Yes, though it would be a better example if bar were a plain directory rather than another symlink.

What about do you think of this?

I don't think that's going to be quite enough. We need a full replacement for filepath.Walk() - one that obeys our symlink rules. We can't reuse filepath.Walk() at all, because it would mean we miss nested symlinks.

ReSTARTR commented 7 years ago

We need a full replacement for filepath.Walk()

Mmm...it is a big change, isn't it? Well then, what about following two steps?

First step is like this. (ignore the rare case that filepath.Walk() can't treat as well)

package gps

func ListPackages(fileRoot, importRoot string) (PackageTree, error) {
    // ...
    err = filepath.Walk(fileRoot, func(wp string, fi os.FileInfo, err error) error {
        fi, err = stat(wp)
    }
    // ...
}

func stat(path string) (os.FileInfo, error) {
    // promote the lines I've created until now
}

And, we try to replace filepath.Walk() with mystat and new walking function in second step (as an another issue).

ReSTARTR commented 7 years ago

I tried to promote the lines that reads symlink into readSymlink function. So, please take another look?

I think that we should not replace filepath.Walk() at this time. Because it needs a big changes (As mentioned above.)

sdboyer commented 7 years ago

Ugh, sorry, I totally missed responding to your comment from three weeks ago. I read it, forgot to respond, but then it was out of my notifications so I didn't check back. But, the new changes you pushed look good.

I'm hesitant about merging this without addressing the bigger problem. gps is still in prerelease, but I'd be uncomfortable making a release with this problem only half-solved. And I have a bunch of other fixes I'm trying to fire out right now, then rapidly roll releases - having this only partially done would make that difficult.

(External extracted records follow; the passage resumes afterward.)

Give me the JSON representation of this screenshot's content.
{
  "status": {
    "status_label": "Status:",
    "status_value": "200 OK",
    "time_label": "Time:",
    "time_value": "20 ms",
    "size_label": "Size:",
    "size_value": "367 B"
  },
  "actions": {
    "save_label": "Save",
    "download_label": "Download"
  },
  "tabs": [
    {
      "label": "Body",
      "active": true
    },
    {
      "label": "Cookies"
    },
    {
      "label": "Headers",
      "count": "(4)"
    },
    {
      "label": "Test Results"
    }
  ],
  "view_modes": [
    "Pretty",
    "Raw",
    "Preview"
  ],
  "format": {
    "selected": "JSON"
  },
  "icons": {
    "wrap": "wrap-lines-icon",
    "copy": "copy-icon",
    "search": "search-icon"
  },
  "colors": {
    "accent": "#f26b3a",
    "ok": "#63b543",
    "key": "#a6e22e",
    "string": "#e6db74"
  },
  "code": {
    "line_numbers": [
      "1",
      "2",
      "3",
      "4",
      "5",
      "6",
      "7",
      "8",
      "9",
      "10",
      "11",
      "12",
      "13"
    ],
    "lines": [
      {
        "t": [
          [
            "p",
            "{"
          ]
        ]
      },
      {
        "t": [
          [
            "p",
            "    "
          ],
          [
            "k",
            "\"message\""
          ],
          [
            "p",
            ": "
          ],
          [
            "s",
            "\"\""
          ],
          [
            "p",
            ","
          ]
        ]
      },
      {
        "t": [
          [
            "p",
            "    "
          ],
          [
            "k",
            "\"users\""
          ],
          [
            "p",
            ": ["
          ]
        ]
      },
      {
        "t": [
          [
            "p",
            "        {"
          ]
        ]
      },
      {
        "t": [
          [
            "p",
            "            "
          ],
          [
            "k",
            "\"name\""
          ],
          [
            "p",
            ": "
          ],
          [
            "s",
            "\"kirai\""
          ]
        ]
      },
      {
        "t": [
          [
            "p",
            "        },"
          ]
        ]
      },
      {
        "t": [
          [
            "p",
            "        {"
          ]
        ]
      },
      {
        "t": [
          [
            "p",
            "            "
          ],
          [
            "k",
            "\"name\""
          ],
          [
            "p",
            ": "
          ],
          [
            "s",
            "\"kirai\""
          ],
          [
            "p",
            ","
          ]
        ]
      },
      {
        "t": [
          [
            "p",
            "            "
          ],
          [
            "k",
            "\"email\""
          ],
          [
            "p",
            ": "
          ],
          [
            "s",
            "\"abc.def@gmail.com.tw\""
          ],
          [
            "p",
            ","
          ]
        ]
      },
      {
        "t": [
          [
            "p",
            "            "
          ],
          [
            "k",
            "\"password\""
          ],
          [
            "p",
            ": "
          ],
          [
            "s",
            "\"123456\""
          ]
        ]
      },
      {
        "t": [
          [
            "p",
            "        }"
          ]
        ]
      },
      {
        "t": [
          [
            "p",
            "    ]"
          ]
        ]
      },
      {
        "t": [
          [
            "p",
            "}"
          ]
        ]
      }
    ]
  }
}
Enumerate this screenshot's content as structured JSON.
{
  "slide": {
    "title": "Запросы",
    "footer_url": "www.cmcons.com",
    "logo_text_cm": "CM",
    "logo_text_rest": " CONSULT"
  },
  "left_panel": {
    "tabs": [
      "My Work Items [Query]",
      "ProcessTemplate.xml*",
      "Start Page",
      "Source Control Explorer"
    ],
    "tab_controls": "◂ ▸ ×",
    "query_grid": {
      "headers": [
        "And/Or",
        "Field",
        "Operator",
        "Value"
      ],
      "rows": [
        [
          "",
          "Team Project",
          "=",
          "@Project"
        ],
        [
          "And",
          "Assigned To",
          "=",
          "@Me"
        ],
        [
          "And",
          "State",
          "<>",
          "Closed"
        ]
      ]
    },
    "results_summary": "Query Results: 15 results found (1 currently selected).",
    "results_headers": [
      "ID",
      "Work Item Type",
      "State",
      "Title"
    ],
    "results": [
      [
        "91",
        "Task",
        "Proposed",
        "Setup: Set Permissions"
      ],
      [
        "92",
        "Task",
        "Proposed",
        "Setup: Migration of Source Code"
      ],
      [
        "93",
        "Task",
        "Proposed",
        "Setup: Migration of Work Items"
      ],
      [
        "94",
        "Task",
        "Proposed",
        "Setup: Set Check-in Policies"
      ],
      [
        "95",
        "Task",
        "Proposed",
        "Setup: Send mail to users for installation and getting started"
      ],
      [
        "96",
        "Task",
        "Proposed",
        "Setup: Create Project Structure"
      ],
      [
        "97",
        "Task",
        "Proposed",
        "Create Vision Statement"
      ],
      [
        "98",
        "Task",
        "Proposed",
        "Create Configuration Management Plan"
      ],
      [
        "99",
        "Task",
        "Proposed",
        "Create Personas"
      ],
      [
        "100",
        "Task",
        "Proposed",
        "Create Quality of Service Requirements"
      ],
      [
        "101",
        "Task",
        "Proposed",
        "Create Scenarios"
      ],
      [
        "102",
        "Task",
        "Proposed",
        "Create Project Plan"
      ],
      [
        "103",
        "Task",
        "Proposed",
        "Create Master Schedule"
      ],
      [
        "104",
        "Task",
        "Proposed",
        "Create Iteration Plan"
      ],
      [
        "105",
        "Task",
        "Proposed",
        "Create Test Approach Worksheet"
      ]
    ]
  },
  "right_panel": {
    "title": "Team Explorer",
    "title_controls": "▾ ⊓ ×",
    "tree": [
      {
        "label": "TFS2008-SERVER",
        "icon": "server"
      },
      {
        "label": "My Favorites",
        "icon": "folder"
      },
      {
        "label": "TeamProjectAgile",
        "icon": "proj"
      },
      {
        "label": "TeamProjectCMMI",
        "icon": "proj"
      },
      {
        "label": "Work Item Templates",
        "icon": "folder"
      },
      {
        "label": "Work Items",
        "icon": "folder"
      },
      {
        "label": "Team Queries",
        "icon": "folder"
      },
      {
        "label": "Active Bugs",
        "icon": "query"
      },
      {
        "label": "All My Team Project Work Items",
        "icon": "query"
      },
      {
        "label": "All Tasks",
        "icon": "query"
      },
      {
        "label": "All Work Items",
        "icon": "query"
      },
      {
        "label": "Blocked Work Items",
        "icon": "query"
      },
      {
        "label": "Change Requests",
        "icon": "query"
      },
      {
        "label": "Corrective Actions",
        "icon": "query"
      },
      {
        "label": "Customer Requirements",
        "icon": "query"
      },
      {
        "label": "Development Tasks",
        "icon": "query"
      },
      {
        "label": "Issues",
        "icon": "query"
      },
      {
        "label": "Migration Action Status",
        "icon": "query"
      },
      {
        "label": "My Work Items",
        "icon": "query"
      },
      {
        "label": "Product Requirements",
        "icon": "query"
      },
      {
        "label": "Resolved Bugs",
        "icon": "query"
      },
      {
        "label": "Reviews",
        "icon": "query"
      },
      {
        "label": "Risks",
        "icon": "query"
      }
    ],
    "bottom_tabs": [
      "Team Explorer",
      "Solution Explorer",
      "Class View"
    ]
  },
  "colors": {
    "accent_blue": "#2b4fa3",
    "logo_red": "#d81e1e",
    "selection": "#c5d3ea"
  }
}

I don't actually think the change is that bad, though. We just need to implement our own version of filepath.Walk(), which isn't a terribly complicated function. We can even hoist some of the logic from the current implementation that decides whether or not to visit a path up into the walker.

That said, I realize that is a larger change. If that's not something you're comfortable doing, that's no problem - we can merge as-is, and I'll make the necessary changes in a followup.

ReSTARTR commented 7 years ago

Thank you for checking!

I'm afraid that I don't fix that problem. But I thought that it might cause some conflicts with another changes ;-( (Though, I agree with the opinion that you mentioned)

So I'd be grad you to merge and make another changes. Could you please do it?

sdboyer commented 7 years ago

Yep, no problem - I'll merge, then take care of the rest.